Royal "Roy" Arnold Vitousek, (May 6, 1890 – April 3, 1947) — was a member of the Hawaii Territorial House of Representatives from 1922 to 1944. He was Speaker of the House from 1931–1932, 1935–1940, and 1943-1944.

==Personal life==
Vitousek was born in Sissons, CA to Frank and Luella (Arnold) Vitousek. He attended public schools in Healdsburg, CA and graduated from the University of California, Berkeley in 1912. While in college, he was a member of the Pirates' Club and lettered in track. When the Pirates' Club became a chapter of Sigma Pi fraternity the year after his graduation he was one of the first alumni to be initiated into the national organization.

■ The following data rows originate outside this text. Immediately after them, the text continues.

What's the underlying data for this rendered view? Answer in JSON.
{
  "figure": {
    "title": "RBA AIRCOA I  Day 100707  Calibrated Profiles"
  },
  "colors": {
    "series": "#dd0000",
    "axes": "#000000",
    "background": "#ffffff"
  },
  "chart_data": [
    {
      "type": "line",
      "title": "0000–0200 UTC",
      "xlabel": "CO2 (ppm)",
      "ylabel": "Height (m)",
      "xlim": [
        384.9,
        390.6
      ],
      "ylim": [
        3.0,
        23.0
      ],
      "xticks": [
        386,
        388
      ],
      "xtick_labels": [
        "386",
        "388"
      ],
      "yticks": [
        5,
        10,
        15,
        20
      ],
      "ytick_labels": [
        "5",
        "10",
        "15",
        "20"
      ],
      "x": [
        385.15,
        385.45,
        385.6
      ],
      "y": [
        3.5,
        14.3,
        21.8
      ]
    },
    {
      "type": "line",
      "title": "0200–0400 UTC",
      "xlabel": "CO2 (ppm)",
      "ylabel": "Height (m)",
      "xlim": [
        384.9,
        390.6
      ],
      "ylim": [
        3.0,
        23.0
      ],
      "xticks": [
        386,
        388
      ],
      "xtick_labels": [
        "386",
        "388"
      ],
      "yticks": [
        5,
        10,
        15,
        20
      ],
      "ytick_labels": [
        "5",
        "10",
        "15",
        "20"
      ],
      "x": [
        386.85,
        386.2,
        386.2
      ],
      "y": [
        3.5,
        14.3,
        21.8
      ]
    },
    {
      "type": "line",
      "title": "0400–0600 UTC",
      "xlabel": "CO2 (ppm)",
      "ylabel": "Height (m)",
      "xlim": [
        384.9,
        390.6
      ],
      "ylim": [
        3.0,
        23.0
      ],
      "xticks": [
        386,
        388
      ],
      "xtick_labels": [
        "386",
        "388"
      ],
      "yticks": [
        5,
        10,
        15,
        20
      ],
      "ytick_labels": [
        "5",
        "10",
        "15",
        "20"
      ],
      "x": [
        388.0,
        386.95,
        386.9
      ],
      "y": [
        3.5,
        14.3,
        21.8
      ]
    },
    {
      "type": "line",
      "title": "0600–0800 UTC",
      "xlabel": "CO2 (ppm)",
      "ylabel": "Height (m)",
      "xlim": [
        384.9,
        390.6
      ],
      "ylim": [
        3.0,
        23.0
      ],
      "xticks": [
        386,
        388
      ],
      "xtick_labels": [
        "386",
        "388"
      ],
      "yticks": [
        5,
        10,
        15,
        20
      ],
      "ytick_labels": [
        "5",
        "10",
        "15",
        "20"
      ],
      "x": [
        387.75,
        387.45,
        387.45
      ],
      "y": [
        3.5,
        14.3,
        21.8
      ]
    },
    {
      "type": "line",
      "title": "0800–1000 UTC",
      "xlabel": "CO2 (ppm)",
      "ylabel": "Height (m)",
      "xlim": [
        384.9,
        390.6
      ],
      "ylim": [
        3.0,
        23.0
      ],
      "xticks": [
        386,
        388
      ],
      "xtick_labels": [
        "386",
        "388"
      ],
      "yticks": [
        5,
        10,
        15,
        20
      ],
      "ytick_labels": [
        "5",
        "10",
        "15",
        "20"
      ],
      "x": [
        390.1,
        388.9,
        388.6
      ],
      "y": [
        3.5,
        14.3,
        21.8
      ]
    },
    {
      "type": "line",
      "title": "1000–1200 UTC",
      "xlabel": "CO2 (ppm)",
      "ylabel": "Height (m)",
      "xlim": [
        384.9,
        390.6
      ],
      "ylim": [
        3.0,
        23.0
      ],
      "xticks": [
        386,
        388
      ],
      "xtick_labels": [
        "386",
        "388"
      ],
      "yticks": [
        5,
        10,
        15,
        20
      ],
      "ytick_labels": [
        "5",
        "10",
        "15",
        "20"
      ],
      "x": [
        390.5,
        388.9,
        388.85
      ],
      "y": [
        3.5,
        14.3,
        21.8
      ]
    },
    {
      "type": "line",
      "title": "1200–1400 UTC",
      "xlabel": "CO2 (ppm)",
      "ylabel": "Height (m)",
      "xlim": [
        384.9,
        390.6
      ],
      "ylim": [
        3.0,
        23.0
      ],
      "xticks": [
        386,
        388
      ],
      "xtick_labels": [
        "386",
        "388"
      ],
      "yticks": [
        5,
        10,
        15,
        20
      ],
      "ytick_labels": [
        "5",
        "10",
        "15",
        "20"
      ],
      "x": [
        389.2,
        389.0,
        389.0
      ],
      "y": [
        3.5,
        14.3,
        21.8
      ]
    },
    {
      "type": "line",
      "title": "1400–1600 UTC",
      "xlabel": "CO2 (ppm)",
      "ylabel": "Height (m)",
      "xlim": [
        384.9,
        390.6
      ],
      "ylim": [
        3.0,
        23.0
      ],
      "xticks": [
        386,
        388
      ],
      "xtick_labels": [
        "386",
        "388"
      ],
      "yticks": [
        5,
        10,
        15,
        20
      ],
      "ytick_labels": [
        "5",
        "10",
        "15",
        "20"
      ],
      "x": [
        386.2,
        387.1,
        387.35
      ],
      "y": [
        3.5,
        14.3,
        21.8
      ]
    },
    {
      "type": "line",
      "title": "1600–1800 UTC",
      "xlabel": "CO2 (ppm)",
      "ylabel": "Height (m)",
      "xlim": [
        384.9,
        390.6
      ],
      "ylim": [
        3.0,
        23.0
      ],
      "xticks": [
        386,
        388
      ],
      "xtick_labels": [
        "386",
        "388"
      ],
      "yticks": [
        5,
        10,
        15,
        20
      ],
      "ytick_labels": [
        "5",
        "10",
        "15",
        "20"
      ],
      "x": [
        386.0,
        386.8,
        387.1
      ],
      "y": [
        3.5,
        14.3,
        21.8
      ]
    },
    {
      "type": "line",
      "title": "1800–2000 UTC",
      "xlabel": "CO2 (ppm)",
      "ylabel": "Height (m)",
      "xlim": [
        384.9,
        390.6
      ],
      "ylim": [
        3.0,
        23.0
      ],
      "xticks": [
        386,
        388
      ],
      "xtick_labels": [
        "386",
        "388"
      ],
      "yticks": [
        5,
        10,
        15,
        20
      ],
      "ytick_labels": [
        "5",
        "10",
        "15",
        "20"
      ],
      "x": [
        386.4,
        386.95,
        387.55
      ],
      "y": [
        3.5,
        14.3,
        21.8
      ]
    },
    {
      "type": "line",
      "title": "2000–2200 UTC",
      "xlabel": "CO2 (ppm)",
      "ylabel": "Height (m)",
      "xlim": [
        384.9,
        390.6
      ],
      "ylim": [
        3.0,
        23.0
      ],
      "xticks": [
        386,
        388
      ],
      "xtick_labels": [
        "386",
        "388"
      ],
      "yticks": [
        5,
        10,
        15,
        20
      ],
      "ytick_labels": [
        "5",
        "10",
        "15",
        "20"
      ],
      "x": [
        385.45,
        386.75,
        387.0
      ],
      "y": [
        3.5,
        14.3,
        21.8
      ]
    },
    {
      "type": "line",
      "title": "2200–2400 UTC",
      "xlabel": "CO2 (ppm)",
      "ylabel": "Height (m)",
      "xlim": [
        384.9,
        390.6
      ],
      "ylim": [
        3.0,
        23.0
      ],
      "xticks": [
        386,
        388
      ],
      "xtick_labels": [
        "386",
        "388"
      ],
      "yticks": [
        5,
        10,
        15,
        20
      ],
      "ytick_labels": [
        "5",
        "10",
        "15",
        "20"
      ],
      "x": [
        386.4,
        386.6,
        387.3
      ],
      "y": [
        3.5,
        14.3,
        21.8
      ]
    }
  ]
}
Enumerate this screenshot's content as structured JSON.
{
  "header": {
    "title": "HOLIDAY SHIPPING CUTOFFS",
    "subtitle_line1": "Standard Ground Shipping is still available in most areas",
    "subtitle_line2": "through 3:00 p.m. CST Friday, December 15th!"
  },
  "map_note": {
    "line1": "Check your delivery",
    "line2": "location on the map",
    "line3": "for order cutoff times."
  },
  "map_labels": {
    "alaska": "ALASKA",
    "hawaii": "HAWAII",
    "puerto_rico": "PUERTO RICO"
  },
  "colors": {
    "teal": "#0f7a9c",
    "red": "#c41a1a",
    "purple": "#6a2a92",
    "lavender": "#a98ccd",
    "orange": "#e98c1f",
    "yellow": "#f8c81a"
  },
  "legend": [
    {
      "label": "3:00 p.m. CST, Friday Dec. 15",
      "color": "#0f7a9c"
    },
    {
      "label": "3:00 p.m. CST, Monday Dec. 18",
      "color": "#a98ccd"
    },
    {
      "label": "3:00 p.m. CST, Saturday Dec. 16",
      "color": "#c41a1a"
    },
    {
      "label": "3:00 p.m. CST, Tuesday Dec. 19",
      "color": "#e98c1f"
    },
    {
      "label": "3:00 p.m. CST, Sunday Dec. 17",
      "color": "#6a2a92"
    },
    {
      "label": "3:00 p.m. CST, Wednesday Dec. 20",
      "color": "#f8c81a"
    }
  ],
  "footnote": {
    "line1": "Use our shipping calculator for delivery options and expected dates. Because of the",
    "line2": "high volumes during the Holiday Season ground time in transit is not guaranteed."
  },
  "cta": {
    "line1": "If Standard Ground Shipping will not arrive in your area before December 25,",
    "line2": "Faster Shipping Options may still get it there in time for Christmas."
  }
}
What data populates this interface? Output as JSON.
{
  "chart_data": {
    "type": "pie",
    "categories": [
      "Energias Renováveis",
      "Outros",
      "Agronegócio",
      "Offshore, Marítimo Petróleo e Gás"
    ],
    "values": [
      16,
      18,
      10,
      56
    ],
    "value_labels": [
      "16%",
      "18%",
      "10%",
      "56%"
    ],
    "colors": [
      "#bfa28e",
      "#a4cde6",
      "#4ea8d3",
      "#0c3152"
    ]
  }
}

After college he became the city clerk of Healdsburg and had a law practice on the side.
He married his wife, the former Juanita Judy, in 1914 and moved to Hawaii in 1917. From 1919 to 1921 he was the city and county attorney for Honolulu He also coached a high school track team in his spare time.

During this time he became a partner in the law firm of Stanley, Vitousek, Pratt, & Winn.

==Politics==

Vitousek was elected as a Republican to the Hawaii Territorial House of Representatives from 1922-1944. During that time he served as Speaker of the House three times. He was a delegate to the 1940 Republican National Convention for the territory where he was a member of the Resolutions Committee. He also served as the Hawaii Territory Republican Party chair from 1944 until his death.

While in office he worked as Chairman of the Commission on Crime was highly praised. He worked continuously for the cause of Hawaii statehood and sponsored important legislation in the areas of civil service, labor relations, police organization, workmen's compensation, unemployment compensation, and public welfare.

==Pearl Harbor attack==

Vitousek was caught in the air on a joy ride with his seventeen-year-old son, Martin, during the attack on Pearl Harbor. He was flying an Aeronica when a passing Japanese fighter plane took a shot at them. After about ten minutes of trying to avoid Japanese aircraft they were able to land at John Rodgers Airport amid exploding bombs. Once on the ground they found a dead man (Robert Tyce) and two passenger planes that had been shot up.

The Vitouseks were fortunate. Of the eight civilian pilots in the air that day, three were shot down of which two died. One was forced to bail out. Two landed safely. Two pilots went missing and are presumed dead.

After the attack was over, Vitousek was sworn in as an assistant police captain to help organize the city.

==Family==
Vitousek's wife, Juanita was a painter best known for her watercolors. They had three children: Frederica Vitousek Carah; Roy A. Vitousek Jr., an attorney; and Martin Judy Vitousek, a geophysicist and researcher.
Two of their grandsons are Roy (Randy) Vitousek III and Peter Vitousek.

Vitousek died suddenly on April 3, 1947 from coronary thrombosis.